So Much Past Inside My Present
For years I forgot about me. Or, more specifically, about the me I was my first three years of college. Forgot about the spunky English nerd, the athlete, the overly naive freshman with picky eating habits. Forgot about the hard-wrought confidence I didn’t leave Oregon over four years ago without first burying with doubt, fear and insecurity, cozy in the new meek of my own making.
When we moved this past Winter, and again this past month, I found myriad items once treasured that I had forgotten even existed. Parts of me mixed with boxes and scraps of trash.
Before I had time to re-lace my favorite Doc Marten’s, I was transported to a college dorm room with stained blue carpet and two twin beds. To a time I was struggling to define myself amidst a sea of insecure and outspoken faces. To a time I was struggling to define friendship, and what it meant to be loyal to another woman, while simultaneously vying for the attention of myriad men.
The certainty of that sacred and yet left behind time and space, the unexpected visitation of emotions I had bubble-wrapped, boxed, and sealed years ago, rushing back unexpectedly from a faded and torn photograph–a barely readable concert ticket stub–stole my breath from my chest, and I sat immobile and quiet for what felt like hours.
Over the years, almost unconsciously, I have become a memory collector.
Ever since I can recall thinking that I wanted to remember parts of me I knew I wouldn’t be able to carry with me always–brazen and fuzzy memories, intentional and unintentional–I have kept notes, journal entries, receipts from trips long taken, pictures that at first glance seem obscure, insignificant even.

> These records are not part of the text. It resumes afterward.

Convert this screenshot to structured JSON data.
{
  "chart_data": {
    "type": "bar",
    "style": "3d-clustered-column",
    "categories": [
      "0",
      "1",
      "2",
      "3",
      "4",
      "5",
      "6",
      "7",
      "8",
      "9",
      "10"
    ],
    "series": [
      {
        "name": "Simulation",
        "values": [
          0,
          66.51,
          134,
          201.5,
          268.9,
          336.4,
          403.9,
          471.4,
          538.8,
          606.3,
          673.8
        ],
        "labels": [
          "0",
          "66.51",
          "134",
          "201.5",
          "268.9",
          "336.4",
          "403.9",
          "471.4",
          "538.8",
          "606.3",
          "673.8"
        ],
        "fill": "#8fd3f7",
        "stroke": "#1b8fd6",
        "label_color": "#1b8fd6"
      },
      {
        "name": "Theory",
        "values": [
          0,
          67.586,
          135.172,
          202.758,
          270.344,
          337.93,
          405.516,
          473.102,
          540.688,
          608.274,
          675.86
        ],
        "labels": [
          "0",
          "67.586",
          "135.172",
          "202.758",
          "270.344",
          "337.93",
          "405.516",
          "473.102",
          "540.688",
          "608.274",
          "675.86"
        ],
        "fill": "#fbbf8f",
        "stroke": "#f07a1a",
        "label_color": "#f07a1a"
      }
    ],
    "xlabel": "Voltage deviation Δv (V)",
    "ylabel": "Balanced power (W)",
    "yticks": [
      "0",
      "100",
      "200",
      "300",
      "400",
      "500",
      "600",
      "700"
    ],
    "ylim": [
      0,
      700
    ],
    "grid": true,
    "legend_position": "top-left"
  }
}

For me they serve as doorways to years fraught with recollections of lost souls posing as shiny happy people. Doorways to years I learned most about myself, to years I battled with my ideals and the beginnings of my personal and professional ambitions. Doorways to defining moments, some bright and some admittedly less wonderful to remember.
Good or bad, they are doorways to pieces of myself, and, most of the time, even when some might look (and have looked) at me like I’m crazy, I have no desire let them go. Not fully. Not ever. Because just like it’s impossible to separate Melissa Gilbert from Lifetime movies, it’s impossible to separate the me I’ve come to know and (am working hard to continually) love from my past.
I can ignore it, sure, but it sits there still, resilient against all of my well-intentioned ambitions to eradicate it from my memory, from my story-telling. My past shaped me, fought me, taught me what it means to breathe, both painfully and easily.
Without painful, easy has no context; without a past, I don’t exist.
I am surely not the same socially bipolar girl I was so many years ago, teetering on the edge of fine, sometimes confident, but mostly afraid, looking over my shoulder to watch people I assumed would judge me, and some who surely did.
I am not her, but I remember her.
Remembering allows me to feel proud of who I have become, of who I am still becoming.
Remembering allows me to be patient with myself, to mentally re-traverse the many miles I’ve stumbled and sometimes even walked upright, all to eventually arrive at a here and now that is so sincerely blissful that sometimes it feels fabricated.
Remembering allows me to realize it isn’t.
(Inspired by this thought-provoking post. And, more recently, this one, too. )

That YOU sounds like someone special, and strangely like me .. just more organised than me. I wonder what I’ll find in a few years?
There are pieces of my past I refuse to part with, too. These things have a value that is intangible.
Lovely post. I keep a box of old memories too and it’s sometimes surreal to see the person I once was leap out of it.
This is a beautiful post. I can completely relate to it.
Just beautiful.
This post is perfect. Seriously.
I’m bookmarking it, reading it again tomorrow, remembering it forever.
Just plain beautiful.
We’re so much alike. I have boxes full of old memories… I collected every little snip of paper that represented some kind of memory to me. I also have a ton of “calendars” with notes and photos inside. Sometimes I am afraid to open it up, but I know it’ll be great to look at it sometime again.
It’s interesting how many memories are stored in one’s brain that can be triggered by a single word or piece of the past.
oh yes .. this is beautiful and familiar to me, i collect memories for the same reason ~ its good to look back and see where i am now more clearly. thank you for this reminder today. xox
i keep a box, okay maybe three of old memories. i do have to admit, i threw away most of my old journals for the fear of someone reading my thoughts after i’m dead. i know i’m morbid.
beautiful post and very well written.
I’ve held on to things but more than reminiscent, they serve to make me remember what I came from and realize how happy I am now. Funny how we can see different versions of ourselves over time. And without sounding conceited, it (I) just keep getting better and better. Sounds like you have too.